D'ailleurs, malgré un retard aussi énorme à l'allumage, la "pokémania" envahit également l'Europe, un peu comme prévu, serait-on tenté(e) de croire. Alors que les ventes américaines dépassent même celles du territoire japonais, avec 11,27 millions d'unités distribuées, notre continent n'est pas en reste avec 8,89 millions de ventes. Une prouesse ahurissante pour un jeu vidéo d'apparence de niche, dépassé techniquement, et en lequel Nintendo avait initialement du mal à croire ! Ainsi, en combinant les ventes mondiales des trois versions ("Green" au Japon uniquement, Rouge et Bleue dans le monde entier), la première génération de Pokémon dépasse les 31 millions d'unités. C'est à l'époque le second jeu le plus vendu de tous les temps derrière le mythique Super Mario Bros., autre "game changer" légendaire à l'époque où personne n'employait encore cette expression, et il faudra attendre 2008 et Wii Sports (et ses chiffres quelque peu faussés du fait de son inclusion dans chaque pack Wii) pour perdre ce rang inespéré. Il aurait d'ailleurs été le jeu le plus vendu de l'histoire pendant près de dix ans si Pokémon Jaune s'y était greffé, avec ses 14,64 millions d'unités, soit pratiquement 45 millions de jeux Pokémon de première génération vendus en un peu moins de 5 ans sur une console qui devait initialement rendre les armes. Comme avec la Game Boy à sa sortie, Nintendo a fait du neuf avec du (très) vieux.

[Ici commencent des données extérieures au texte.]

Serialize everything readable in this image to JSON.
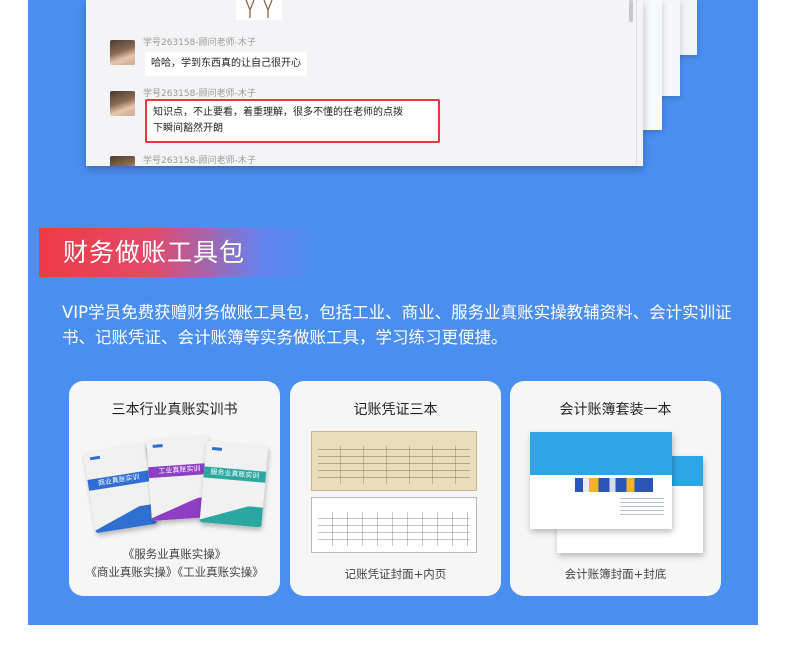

S'il est déjà complètement dépassé techniquement début 1996 par de bien meilleurs titres sortis bien auparavant sur la célèbre console portable monochrome (et que dire de fin 1999 !), Pokémon Rouge/Bleu célèbre surtout l'école du gameplay. Son aspect innovant en tant que jeu de rôle poussant à la collection et à l'échange entre joueurs sera salué par les critiques, faisant globalement fi d'une technique d'un autre âge, tant la narration, les compositions mémorables de Junichi Masuda, et l'attachement aux créatures favorisent tout autant l'immersion. Une étude de l'université de commerce de Columbia, datée de février 2000 et intitulée "Pokémania : les secrets d'un phénomène international", expliquera d'ailleurs que les joueurs japonais comme américains préfèrent la jouabilité du titre et son concept global à son niveau de réalisation. D'une manière générale, il y est estimé que l'aspect rudimentaire du jeu, visuellement parlant, contribuait grandement à stimuler l'imagination des joueurs.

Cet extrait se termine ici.